Saint Augustine of Hippo (354–430), a great father of the church, provided an answer that is still fundamental to Christian theology but which Hick rejects. Saint Augustine’s theodicy is that God created humans in a state of innocence and endowed them with free will and that therefore, he cannot be held accountable for the evil that humans commit. Human misuse of free will brought about the Fall in the Garden of Eden, when Adam and Eve disobeyed God and ate fruit from the Tree of Knowledge of Good and Evil. The first humans set off on a course towards evil because of their misuse of free will, and their descendants followed. Jesus Christ, however, offered redemption to all of humanity. Saint Augustine’s view on the matter is a basic tenet of Christianity. Hick, however, rejects the Augustinian theodicy in favor of an explanation by Eastern Christian theologian, Irenaeus (ca. 130–202).

We are to grow gradually, in this life and beyond it, towards our perfection which lies in the future and not in the past.

This is Hick’s summation of a theodicy that makes more sense to him, that of Iranaeus. The theodicy of this Christian thinker and Greek father of the church saw humans as being on a collective path toward spiritual perfection. Hick writes, “Instead of seeing humanity as having been created in innocent perfection and then falling, it sees us as having been created—as we now know through the long process of evolution—as immature beings capable of growing through the experience of life in a challenging world.” Evil, therefore, exists in order to provide the challenges needed for spiritual growth.

For the problem of evil does not attach itself as a threat to any and every concept of a deity. It arises only for a religion which insists that the object of its worship is at once perfectly good and unlimitedly powerful.

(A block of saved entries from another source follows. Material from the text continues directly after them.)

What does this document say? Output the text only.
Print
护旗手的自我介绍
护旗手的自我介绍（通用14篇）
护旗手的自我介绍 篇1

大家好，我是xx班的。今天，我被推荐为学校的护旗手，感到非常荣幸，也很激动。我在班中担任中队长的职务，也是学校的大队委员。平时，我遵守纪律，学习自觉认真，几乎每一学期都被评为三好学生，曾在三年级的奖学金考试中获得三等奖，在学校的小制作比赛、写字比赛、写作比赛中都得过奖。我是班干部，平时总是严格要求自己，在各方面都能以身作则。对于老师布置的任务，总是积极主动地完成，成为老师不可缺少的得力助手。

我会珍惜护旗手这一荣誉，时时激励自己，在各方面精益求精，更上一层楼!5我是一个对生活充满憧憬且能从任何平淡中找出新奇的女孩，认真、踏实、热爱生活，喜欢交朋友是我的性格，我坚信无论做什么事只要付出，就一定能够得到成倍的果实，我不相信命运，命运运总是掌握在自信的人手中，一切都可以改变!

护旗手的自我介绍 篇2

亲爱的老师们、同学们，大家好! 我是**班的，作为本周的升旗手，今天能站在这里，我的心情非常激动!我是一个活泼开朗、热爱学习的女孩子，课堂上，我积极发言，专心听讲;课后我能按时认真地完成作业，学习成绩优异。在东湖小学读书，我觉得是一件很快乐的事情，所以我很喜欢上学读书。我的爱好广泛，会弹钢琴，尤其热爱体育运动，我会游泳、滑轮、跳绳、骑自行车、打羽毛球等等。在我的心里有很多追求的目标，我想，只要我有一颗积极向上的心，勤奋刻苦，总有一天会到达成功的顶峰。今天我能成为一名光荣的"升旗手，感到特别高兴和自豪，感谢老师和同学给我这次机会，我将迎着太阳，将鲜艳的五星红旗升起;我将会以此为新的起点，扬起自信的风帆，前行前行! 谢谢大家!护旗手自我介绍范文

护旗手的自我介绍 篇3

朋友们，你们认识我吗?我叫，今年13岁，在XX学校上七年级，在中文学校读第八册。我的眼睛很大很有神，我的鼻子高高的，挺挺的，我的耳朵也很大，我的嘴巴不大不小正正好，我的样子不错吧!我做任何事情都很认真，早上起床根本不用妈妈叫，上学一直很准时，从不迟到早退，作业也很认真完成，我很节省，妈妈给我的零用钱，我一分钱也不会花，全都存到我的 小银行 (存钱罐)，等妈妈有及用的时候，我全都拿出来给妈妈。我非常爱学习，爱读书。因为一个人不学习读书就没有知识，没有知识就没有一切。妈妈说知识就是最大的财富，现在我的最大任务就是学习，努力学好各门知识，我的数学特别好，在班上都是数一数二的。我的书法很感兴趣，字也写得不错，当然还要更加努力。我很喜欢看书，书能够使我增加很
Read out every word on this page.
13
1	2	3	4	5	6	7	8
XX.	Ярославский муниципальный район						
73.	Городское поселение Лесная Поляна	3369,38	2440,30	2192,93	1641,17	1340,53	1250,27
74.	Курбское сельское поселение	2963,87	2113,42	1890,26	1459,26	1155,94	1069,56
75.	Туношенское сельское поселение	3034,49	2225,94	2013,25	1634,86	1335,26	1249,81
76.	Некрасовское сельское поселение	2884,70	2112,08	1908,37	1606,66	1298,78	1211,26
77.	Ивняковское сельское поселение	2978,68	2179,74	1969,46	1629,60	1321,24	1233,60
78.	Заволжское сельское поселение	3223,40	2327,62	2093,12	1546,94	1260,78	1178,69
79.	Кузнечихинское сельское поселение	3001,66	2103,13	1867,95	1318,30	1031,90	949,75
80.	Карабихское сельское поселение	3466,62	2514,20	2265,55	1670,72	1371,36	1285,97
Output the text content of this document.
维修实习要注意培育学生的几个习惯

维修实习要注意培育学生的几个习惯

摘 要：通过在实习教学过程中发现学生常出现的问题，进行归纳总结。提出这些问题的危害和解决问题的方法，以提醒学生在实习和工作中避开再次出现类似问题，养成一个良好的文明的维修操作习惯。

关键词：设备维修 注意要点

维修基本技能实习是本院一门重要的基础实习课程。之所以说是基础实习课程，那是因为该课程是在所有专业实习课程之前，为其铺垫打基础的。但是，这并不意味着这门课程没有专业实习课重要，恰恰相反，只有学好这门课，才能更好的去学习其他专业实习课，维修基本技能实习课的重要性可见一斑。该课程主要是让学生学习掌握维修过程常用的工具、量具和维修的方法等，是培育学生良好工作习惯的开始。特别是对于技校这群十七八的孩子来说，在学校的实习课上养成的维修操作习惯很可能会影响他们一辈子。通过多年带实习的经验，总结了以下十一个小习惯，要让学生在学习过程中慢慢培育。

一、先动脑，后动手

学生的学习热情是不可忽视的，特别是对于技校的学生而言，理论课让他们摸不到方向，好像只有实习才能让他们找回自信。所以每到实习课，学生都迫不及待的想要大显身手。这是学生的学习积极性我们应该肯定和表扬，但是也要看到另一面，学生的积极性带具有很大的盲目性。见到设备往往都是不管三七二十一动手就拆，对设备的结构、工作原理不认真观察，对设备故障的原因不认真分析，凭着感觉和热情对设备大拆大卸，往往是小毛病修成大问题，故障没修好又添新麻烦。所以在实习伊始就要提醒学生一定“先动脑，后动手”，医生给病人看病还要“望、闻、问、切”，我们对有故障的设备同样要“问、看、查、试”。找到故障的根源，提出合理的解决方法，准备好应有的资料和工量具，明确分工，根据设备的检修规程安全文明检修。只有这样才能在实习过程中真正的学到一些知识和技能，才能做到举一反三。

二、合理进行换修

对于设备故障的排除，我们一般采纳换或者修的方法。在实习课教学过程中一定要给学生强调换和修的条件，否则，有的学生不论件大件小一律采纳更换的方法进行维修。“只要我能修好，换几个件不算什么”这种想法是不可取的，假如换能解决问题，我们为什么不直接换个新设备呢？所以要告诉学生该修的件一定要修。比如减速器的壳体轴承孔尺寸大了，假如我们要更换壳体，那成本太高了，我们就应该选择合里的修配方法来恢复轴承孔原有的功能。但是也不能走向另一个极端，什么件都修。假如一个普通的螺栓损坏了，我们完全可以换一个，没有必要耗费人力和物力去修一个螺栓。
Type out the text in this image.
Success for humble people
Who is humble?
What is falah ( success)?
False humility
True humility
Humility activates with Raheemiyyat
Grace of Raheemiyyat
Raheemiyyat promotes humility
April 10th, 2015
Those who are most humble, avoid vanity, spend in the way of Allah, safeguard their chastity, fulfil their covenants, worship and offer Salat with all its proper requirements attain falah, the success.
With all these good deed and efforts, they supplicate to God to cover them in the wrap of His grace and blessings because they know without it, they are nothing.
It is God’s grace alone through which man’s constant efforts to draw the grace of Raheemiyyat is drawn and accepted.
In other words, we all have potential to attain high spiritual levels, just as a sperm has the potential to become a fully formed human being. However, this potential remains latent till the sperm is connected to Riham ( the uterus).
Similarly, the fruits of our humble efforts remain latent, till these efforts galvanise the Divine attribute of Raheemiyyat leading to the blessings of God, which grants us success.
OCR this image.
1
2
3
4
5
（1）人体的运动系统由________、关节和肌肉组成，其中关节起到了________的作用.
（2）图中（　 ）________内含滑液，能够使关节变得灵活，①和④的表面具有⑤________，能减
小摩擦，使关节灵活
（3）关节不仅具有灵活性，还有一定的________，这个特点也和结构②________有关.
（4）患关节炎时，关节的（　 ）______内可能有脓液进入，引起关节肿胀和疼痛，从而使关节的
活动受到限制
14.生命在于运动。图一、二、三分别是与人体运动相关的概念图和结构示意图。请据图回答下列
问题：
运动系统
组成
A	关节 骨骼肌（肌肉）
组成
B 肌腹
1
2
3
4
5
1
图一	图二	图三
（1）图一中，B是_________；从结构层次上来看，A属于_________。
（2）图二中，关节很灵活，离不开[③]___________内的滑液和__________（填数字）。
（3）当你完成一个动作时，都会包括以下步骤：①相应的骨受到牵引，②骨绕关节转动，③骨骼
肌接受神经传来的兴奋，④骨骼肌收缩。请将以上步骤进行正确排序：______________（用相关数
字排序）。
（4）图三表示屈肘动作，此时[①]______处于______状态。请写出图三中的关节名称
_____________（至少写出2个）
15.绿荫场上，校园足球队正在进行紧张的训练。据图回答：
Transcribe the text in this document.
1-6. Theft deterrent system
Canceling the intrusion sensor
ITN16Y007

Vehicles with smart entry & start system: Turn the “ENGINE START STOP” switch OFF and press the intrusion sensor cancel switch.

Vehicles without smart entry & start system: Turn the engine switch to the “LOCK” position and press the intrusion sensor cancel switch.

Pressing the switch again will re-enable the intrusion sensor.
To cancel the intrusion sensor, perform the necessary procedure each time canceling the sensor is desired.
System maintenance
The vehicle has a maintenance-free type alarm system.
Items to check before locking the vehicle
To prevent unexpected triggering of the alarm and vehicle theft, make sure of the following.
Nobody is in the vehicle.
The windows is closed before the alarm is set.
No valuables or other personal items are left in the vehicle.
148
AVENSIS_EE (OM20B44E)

According to Hick, religions that do not believe that their deity or deities are completely good or almighty, no justification of evil is required. The perfect goodness and the almighty nature of God are tenets in Christian theology and are drawn from Judaism. The existence of evil becomes a conundrum because of these tenets. Why would an all-good and all-powerful God allow evil to exist? However, not all religions see their God (or gods) as either all-good or all-powerful. For example, in the religion of the ancient Greeks and Romans (who borrowed from the Greeks), the gods and goddesses could and would commit selfish and destructive acts. Hinduism recognizes a divine duality in the regenerative and destructive powers of a God revealed to humankind in many forms and incarnations. These are just two examples out of many more.